Q: My hosted app uses the notifications permission. How do I do that on the web?

Yes, assuming the user has granted permission, the Push API and Notifications API can allow your web app to show your user push notifications.

Q: My hosted app uses the unlimitedStorage permission. How do I do that on the web?

The unlimitedStorage permission ensured that data you store was 'Persistent', which means it can only be cleared manually by the user.

The recommended alternative is to request Persistent Storage permission within your web app.

Q: My hosted app uses the geolocation permission. How do I do that on the web?

The Geolocation API can be used in web apps to locate a user's position.

Q: My hosted app uses the background permission. How do I do that on the web?

To ensure minimal power consumption we have been careful about introducing a generic method for sites to run in the background on user's devices.

Sites that have deployed a service worker can ensure actions taken by the user while offline are synced to the server using the Background Sync API. This API allows sites to run some limited code in the background when the device re-connects to the internet, even if the tab has since been closed. Note that this API doesn't allow for the service worker to be woken up periodically.

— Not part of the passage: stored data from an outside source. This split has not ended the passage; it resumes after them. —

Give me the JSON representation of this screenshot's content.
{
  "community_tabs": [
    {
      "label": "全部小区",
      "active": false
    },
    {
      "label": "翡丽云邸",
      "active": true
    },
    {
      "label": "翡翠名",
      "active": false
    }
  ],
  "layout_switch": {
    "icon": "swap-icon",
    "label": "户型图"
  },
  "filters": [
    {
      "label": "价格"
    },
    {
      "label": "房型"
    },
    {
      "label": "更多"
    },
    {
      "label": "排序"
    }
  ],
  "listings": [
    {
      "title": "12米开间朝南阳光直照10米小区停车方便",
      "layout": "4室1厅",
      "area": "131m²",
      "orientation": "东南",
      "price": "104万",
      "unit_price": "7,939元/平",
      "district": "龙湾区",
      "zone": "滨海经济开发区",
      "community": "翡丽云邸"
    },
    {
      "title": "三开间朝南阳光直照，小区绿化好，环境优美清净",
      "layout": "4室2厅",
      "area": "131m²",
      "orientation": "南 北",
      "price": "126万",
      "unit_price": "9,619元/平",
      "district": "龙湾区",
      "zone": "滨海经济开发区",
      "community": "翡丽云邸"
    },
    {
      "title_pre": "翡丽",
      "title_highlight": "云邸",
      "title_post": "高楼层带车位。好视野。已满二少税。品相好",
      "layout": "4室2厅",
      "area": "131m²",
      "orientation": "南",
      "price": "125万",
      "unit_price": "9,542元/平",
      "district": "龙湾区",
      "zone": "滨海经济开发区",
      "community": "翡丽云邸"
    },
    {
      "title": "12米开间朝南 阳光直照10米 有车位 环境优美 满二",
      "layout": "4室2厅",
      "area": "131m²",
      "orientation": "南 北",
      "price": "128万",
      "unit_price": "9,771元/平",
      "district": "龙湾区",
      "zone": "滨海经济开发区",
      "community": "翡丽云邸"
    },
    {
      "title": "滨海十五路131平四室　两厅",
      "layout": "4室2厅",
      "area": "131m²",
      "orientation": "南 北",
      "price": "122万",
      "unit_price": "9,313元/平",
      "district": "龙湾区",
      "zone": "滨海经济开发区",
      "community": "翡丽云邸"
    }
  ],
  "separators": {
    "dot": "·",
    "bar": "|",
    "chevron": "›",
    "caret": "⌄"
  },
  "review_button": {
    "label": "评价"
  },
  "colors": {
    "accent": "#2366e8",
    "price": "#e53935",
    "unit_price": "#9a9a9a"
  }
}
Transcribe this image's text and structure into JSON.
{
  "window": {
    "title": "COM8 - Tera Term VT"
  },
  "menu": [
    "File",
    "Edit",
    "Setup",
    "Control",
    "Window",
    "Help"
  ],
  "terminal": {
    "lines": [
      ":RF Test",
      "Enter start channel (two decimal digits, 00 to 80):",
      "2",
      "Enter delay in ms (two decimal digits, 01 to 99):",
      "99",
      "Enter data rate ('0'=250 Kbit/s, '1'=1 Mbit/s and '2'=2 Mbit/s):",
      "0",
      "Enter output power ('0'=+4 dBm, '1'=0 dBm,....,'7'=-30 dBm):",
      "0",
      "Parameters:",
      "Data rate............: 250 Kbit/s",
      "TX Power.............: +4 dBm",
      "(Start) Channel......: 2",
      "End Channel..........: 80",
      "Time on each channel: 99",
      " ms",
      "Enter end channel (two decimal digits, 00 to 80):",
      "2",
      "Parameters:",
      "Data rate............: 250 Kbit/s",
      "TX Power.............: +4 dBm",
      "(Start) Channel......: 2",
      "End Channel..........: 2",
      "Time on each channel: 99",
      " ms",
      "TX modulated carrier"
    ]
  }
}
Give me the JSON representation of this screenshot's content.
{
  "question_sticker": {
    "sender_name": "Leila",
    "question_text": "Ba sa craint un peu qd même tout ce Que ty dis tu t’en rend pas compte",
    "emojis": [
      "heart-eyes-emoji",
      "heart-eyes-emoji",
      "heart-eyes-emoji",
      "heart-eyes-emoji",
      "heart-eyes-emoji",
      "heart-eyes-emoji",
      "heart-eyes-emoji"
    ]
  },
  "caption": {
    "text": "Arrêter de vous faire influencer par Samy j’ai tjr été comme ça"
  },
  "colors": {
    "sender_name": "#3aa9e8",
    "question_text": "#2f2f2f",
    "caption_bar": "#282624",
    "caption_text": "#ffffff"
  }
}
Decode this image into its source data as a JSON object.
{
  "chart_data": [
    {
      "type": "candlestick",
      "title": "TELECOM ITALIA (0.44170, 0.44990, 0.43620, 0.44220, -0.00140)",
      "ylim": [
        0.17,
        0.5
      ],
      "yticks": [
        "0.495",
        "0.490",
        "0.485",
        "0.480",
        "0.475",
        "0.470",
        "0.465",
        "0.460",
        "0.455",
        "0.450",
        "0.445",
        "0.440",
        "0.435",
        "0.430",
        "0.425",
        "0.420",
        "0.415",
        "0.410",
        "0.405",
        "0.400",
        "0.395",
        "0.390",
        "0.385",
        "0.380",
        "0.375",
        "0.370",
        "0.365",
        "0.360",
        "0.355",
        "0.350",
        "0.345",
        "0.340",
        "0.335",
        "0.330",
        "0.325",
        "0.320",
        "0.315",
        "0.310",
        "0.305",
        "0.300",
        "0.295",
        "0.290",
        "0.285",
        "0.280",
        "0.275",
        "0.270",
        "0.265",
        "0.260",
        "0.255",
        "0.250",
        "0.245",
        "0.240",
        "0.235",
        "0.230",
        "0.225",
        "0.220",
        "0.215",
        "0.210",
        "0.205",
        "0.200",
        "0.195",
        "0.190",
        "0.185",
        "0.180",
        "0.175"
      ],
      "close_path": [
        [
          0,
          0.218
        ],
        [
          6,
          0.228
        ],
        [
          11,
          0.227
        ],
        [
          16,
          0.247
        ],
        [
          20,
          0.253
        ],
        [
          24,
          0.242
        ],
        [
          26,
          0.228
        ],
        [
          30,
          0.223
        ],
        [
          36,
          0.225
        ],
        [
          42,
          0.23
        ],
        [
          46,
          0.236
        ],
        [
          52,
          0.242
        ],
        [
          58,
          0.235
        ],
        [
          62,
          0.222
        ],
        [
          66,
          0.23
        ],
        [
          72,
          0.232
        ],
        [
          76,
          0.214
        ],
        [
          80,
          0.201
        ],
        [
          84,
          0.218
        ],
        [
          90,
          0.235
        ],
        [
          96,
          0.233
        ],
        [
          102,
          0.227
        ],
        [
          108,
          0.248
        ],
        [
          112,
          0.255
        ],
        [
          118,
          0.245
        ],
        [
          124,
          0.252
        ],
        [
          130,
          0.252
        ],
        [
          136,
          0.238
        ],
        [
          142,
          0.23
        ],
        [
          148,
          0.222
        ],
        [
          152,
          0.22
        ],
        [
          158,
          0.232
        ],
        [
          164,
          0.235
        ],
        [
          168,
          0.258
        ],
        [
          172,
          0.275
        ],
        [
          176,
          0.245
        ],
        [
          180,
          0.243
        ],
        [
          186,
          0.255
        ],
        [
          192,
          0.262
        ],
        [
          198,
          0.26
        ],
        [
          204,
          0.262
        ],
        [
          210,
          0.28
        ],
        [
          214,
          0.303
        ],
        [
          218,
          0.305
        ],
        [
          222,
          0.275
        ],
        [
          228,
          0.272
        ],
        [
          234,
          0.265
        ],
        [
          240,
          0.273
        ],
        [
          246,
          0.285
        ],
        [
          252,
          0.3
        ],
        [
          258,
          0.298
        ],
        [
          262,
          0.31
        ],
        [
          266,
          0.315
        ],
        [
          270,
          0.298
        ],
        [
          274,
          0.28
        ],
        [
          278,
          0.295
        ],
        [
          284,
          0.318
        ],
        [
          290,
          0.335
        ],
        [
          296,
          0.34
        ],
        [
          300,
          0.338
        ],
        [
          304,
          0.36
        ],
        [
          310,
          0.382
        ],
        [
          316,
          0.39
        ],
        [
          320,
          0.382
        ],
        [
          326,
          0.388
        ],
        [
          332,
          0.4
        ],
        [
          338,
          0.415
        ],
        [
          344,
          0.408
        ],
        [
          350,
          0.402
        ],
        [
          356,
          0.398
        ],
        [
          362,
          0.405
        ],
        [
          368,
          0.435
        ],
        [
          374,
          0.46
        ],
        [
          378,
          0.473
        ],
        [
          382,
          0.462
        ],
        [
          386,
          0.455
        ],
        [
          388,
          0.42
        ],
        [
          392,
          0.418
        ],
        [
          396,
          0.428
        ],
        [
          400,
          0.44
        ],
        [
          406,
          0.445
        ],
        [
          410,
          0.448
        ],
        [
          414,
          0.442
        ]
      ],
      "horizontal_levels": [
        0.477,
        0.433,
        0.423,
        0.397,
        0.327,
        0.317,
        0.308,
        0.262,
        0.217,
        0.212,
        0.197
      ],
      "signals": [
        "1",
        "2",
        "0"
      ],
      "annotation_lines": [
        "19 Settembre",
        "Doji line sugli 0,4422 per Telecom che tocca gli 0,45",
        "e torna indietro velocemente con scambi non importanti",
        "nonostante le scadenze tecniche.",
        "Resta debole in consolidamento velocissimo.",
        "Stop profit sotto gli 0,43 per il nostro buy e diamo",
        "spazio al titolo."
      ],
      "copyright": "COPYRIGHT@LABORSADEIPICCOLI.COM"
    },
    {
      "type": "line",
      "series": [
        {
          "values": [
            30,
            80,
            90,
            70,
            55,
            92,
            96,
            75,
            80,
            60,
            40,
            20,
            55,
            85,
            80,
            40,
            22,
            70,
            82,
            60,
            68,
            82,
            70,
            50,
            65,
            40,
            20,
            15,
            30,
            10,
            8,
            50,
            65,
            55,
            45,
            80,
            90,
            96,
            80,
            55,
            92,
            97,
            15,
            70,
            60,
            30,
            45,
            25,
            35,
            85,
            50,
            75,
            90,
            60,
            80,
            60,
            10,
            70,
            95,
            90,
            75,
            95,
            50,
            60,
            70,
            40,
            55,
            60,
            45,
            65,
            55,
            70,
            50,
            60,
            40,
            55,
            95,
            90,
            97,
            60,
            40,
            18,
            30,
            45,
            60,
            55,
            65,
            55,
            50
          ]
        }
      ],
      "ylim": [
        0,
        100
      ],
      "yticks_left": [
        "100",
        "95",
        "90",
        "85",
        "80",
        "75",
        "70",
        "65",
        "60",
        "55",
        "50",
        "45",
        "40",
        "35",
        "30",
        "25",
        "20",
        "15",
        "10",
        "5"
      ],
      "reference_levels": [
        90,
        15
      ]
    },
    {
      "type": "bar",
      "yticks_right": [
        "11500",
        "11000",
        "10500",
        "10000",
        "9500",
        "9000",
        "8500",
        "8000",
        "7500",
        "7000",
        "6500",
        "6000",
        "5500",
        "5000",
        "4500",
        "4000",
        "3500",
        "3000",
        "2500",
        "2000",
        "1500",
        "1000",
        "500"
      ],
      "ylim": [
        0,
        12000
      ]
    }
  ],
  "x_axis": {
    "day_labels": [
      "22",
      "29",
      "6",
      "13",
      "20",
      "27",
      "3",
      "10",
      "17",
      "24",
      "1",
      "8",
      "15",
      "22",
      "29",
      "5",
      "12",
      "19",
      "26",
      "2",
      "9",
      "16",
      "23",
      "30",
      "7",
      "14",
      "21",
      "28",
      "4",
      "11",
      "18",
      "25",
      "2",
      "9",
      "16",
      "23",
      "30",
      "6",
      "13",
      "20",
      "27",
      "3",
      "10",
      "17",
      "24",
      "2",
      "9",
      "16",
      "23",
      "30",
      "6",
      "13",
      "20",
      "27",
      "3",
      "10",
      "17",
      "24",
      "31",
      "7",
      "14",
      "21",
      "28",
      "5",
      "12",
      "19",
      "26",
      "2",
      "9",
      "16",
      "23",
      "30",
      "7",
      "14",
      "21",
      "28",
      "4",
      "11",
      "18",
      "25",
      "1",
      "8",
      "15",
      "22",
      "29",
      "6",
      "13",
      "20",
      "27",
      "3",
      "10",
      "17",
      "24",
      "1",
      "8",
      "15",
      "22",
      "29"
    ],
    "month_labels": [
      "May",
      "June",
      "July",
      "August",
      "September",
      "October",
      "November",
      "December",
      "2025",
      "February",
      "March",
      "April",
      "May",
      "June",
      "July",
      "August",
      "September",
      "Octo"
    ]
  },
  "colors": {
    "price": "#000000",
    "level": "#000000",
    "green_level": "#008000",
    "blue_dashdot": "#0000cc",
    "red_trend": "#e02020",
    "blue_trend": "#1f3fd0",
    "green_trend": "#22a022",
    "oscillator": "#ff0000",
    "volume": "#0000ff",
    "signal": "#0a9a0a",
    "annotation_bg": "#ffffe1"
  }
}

A separate feature, Periodic Background Sync, is being implemented as an experimental feature in Chrome. It allows developers to request periodic updates via a special event exposed on the service worker, with controls over the frequency of those updates.

Q: My hosted app uses the clipboardRead and/or clipboardWrite permission. How do I do that on the web?

Web apps can use a standard platform API to copy and paste both text and images programmatically.